I personaggi sono fermamente convinti che la loro condizione è una grande ingiustizia, loro cercano solo di pareggiare la bilancia, come la sfortunata Ardis Clinton (non vi anticipo il colpo di scena finale, ma è geniale) e il suo folle piano congeniato col suo amante che porterà a derive horror e soprannaturali.
Ho in lettura Un uomo da niente, vi saprò dire, intanto buona lettura per questo.
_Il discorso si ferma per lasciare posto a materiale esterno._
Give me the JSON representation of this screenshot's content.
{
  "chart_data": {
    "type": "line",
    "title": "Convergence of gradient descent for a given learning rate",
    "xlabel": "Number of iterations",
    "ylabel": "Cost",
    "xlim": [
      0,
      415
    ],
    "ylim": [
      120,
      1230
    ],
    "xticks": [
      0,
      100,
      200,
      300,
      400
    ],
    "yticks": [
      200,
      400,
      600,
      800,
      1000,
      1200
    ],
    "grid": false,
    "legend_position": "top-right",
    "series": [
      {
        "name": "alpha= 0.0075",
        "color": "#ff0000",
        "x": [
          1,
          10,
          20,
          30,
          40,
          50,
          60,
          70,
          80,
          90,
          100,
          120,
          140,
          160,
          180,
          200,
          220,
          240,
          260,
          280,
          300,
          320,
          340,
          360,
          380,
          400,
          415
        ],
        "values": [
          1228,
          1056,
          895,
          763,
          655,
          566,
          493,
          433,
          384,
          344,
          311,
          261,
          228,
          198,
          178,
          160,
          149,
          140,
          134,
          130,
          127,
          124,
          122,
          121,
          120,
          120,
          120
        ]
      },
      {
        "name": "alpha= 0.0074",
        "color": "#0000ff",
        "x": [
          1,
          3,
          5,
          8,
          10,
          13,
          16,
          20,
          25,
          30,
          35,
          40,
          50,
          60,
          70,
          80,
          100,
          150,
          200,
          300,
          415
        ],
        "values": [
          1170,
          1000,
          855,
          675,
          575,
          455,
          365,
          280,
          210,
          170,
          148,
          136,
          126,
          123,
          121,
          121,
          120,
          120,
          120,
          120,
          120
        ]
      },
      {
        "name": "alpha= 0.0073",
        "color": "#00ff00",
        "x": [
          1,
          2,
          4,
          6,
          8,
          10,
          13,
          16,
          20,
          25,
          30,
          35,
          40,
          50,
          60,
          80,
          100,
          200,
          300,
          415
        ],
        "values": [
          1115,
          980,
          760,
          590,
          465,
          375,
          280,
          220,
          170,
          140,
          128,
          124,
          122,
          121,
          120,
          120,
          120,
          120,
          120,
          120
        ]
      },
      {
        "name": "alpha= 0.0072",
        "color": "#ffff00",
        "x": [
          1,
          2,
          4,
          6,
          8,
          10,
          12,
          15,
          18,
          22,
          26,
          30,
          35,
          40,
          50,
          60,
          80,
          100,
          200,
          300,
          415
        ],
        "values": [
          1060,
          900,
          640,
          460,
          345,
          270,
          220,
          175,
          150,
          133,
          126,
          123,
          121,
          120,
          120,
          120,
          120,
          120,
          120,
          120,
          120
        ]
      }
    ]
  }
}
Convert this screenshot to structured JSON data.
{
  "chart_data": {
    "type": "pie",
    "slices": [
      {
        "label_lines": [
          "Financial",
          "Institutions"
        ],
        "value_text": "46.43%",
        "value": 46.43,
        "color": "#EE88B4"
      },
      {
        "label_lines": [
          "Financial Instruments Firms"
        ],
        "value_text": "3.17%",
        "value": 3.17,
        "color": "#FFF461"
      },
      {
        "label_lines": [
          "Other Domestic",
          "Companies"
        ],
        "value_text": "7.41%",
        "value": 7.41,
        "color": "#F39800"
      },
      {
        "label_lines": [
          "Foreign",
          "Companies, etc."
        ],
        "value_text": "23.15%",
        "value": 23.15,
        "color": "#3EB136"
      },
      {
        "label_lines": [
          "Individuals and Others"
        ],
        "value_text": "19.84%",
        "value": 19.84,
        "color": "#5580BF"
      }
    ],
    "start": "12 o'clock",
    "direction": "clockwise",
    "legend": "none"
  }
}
Per approfondire: Lia Volpatti – Senza speranza da Vita da niente, Omnibus Gialli Mondadori

Jim Thompson, per tutti Jim, nacque in Oklahoma, nel 1906. A causa di dissesti finanziari familiari fin da ragazzo fu costretto a fare i lavori più umili, dal manovale al fattorino, dall’operaio nei pozzi petroliferi al gestore di sale cinematografiche. La scrittura arriva piuttosto tardi tra la fine degli anni Trenta e l’inizio degli anni Quaranta. Thompson deve la sua fama principalmente ai romanzi. Ne ha scritti più di trenta, molti dei quali nel suo periodo più prolifico, dalla fine degli anni Quaranta alla metà degli anni Cinquanta. Poco apprezzato in vita, la sua statura di autore cresce negli anni Ottanta con le riedizioni dei suoi romanzi per la casa editrice Black Lizard.
I personaggi che popolano i libri di Thompson sono truffatori, perdenti, psicopatici; alcuni di questi vivono ai margini della società, altri vi sono perfettamente inseriti. La visione nichilista dell’autore è quasi sempre espressa da una narrazione in prima persona; la profondità della sua comprensione degli abissi della follia criminale è quasi spaventosa. Difficile trovare personaggi “buoni”, nei suoi libri: anche quelli apparentemente più innocui mascherano egoismo, opportunismo e vizio.